The weather forecast drove the design of alternatives. Plan A was the easy decision for a sunny forecast. Plan B was the easy decision for a rainy forecast. The complication happened in between with the forecast uncertainties.

Sound Reasoning

In the moment, I believed I had very sound reasoning. However, upon reflection I realized the my reasoning was not as robust as it should have been. The weakest link of useful information leaked into weakening my reasoning. My highly negative valuation of being cold and wet led me to over-value the forecast which held out the prospect for my least desired outcome.

Commitment to Follow Through

I am a very resolute person. Once I make a decision, I am 100% committed. In THIS case, my commitment almost prevented me from responding to the changing information from the actual weather!

The Decision-Making Process

Yahoo weather forecast for Santa Clara, CA the morning of...
Yahoo weather forecast for Santa Clara, CA the morning of…

The weakest link determines the quality of a decision. The weakest link was my “useful information”, and it undermined my decision-making process. My son was intently focused on the Google weather forecast which corroborated the Apple weather forecast but contradicted the Yahoo weather forecast. As the sun started to shine over our house, I began to question my decision and the entire process. My wife drew the final straw when she reported a relatively “nice day” as she ran errands in town. I was running out of time, and I had to decide quickly whether to revert back to Plan A. I could only further improve my information with a costly trip to Great America and back (Great America does not provide a phone number to call a live human for help!). Such a move was too costly and even impractical.

My wife’s report snapped me back into the decision-making space I should have occupied in the first place.

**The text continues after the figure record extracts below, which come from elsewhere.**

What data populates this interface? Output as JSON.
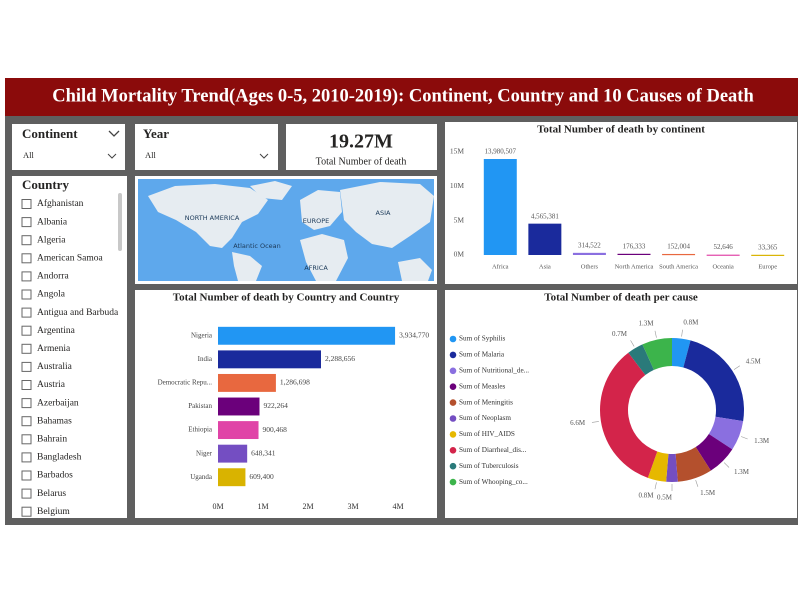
{
  "header": {
    "title": "Child Mortality Trend(Ages 0-5, 2010-2019): Continent, Country and 10 Causes of Death"
  },
  "slicers": {
    "continent": {
      "label": "Continent",
      "value": "All"
    },
    "year": {
      "label": "Year",
      "value": "All"
    },
    "country": {
      "label": "Country",
      "items": [
        "Afghanistan",
        "Albania",
        "Algeria",
        "American Samoa",
        "Andorra",
        "Angola",
        "Antigua and Barbuda",
        "Argentina",
        "Armenia",
        "Australia",
        "Austria",
        "Azerbaijan",
        "Bahamas",
        "Bahrain",
        "Bangladesh",
        "Barbados",
        "Belarus",
        "Belgium"
      ]
    }
  },
  "card": {
    "value": "19.27M",
    "label": "Total Number of death"
  },
  "map": {
    "labels": [
      "NORTH AMERICA",
      "EUROPE",
      "ASIA",
      "Atlantic Ocean",
      "AFRICA"
    ]
  },
  "chart_data": [
    {
      "type": "bar",
      "title": "Total Number of death by continent",
      "categories": [
        "Africa",
        "Asia",
        "Others",
        "North America",
        "South America",
        "Oceania",
        "Europe"
      ],
      "values": [
        13980507,
        4565381,
        314522,
        176333,
        152004,
        52646,
        33365
      ],
      "value_labels": [
        "13,980,507",
        "4,565,381",
        "314,522",
        "176,333",
        "152,004",
        "52,646",
        "33,365"
      ],
      "colors": [
        "#2196f3",
        "#1a2a9c",
        "#8a6fe0",
        "#6b007b",
        "#e8683f",
        "#e044a7",
        "#d9b300"
      ],
      "ylim": [
        0,
        15000000
      ],
      "yticks": [
        {
          "value": 0,
          "label": "0M"
        },
        {
          "value": 5000000,
          "label": "5M"
        },
        {
          "value": 10000000,
          "label": "10M"
        },
        {
          "value": 15000000,
          "label": "15M"
        }
      ],
      "grid": false
    },
    {
      "type": "hbar",
      "title": "Total Number of death by Country and Country",
      "categories": [
        "Nigeria",
        "India",
        "Democratic Repu...",
        "Pakistan",
        "Ethiopia",
        "Niger",
        "Uganda"
      ],
      "values": [
        3934770,
        2288656,
        1286698,
        922264,
        900468,
        648341,
        609400
      ],
      "value_labels": [
        "3,934,770",
        "2,288,656",
        "1,286,698",
        "922,264",
        "900,468",
        "648,341",
        "609,400"
      ],
      "colors": [
        "#2196f3",
        "#1a2a9c",
        "#e8683f",
        "#6b007b",
        "#e044a7",
        "#744ec2",
        "#d9b300"
      ],
      "xlim": [
        0,
        4000000
      ],
      "xticks": [
        {
          "value": 0,
          "label": "0M"
        },
        {
          "value": 1000000,
          "label": "1M"
        },
        {
          "value": 2000000,
          "label": "2M"
        },
        {
          "value": 3000000,
          "label": "3M"
        },
        {
          "value": 4000000,
          "label": "4M"
        }
      ]
    },
    {
      "type": "donut",
      "title": "Total Number of death per cause",
      "categories": [
        "Sum of Syphilis",
        "Sum of Malaria",
        "Sum of Nutritional_de...",
        "Sum of Measles",
        "Sum of Meningitis",
        "Sum of Neoplasm",
        "Sum of HIV_AIDS",
        "Sum of Diarrheal_dis...",
        "Sum of Tuberculosis",
        "Sum of Whooping_co..."
      ],
      "values": [
        0.8,
        4.5,
        1.3,
        1.3,
        1.5,
        0.5,
        0.8,
        6.6,
        0.7,
        1.3
      ],
      "value_labels": [
        "0.8M",
        "4.5M",
        "1.3M",
        "1.3M",
        "1.5M",
        "0.5M",
        "0.8M",
        "6.6M",
        "0.7M",
        "1.3M"
      ],
      "colors": [
        "#2196f3",
        "#1a2a9c",
        "#8a6fe0",
        "#6b007b",
        "#b4502d",
        "#744ec2",
        "#e6b800",
        "#d3244a",
        "#2a7a7a",
        "#3cb44b"
      ]
    }
  ]
}
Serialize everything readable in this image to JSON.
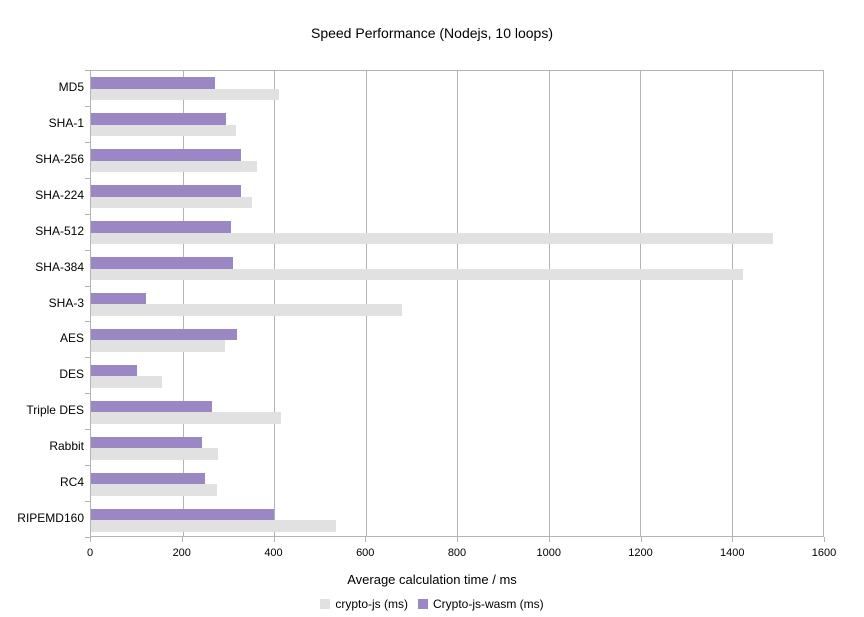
{
  "chart_data": {
    "type": "bar",
    "orientation": "horizontal",
    "title": "Speed Performance (Nodejs, 10 loops)",
    "xlabel": "Average calculation time / ms",
    "xlim": [
      0,
      1600
    ],
    "xticks": [
      0,
      200,
      400,
      600,
      800,
      1000,
      1200,
      1400,
      1600
    ],
    "grid": true,
    "legend_position": "bottom",
    "categories": [
      "MD5",
      "SHA-1",
      "SHA-256",
      "SHA-224",
      "SHA-512",
      "SHA-384",
      "SHA-3",
      "AES",
      "DES",
      "Triple DES",
      "Rabbit",
      "RC4",
      "RIPEMD160"
    ],
    "series": [
      {
        "name": "crypto-js (ms)",
        "color": "#e1e1e1",
        "values": [
          410,
          318,
          362,
          352,
          1490,
          1425,
          680,
          292,
          155,
          415,
          277,
          275,
          535
        ]
      },
      {
        "name": "Crypto-js-wasm (ms)",
        "color": "#9b87c3",
        "values": [
          270,
          294,
          328,
          328,
          305,
          310,
          120,
          320,
          100,
          265,
          243,
          249,
          400
        ]
      }
    ]
  },
  "colors": {
    "background": "#ffffff",
    "grid": "#b3b3b3",
    "axis": "#b3b3b3",
    "text": "#000000"
  }
}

I more fairly evaluated the information at hand. A majority vote instead made more sense than an ad hoc blending of rain probabilities, especially given my deepening doubts about the quality of information from the Yahoo Weather app. I applied improved probabilities to the potential outcomes, and I informally calculated the “expected value” of the decision. Entering my son’s information space, I used a 20% chance of rain for 11am to noon. I used his valuation for the potential outcomes of a) Great America and no rain at any point = very high, b) Great America and rain at any point = not quite as high but still high, or c) stay home = low. This framing created fantastic decision clarity. Let’s go!

The Outcome

So how did everything turn out? I can report that I was quite grateful that I kept an open mind and allowed myself to rethink my decision-making process! While I suffered through very cold weather in the last hour of our visit, no rain ever came. My son and and his friends had a great time the whole way. While the outcome does not determine the quality of the decision, the outcome seemed to confirm the unreliability of the Yahoo Weather app relatively to Google and Apple. While a more statistically robust approach requires a larger sample of forecasts and actual weather, I am scarred enough to change my approach to sourcing weather forecasts.

My son taught me a valuable lesson in assessing the quality of information. He also taught me the importance of using the appropriate frame and value function for the decision at-hand. I allowed my own biases to blind me to the fatal weaknesses in my decision chain.

Lesson learned! I now hope you never replicate my mistakes.

Great America Happiness: the difference in values about the weather are clearly evident in my heavy bundling and covering versus my son's!
Great America Happiness – the difference in values about the weather are clearly evident in my heavy bundling and covering versus my son’s!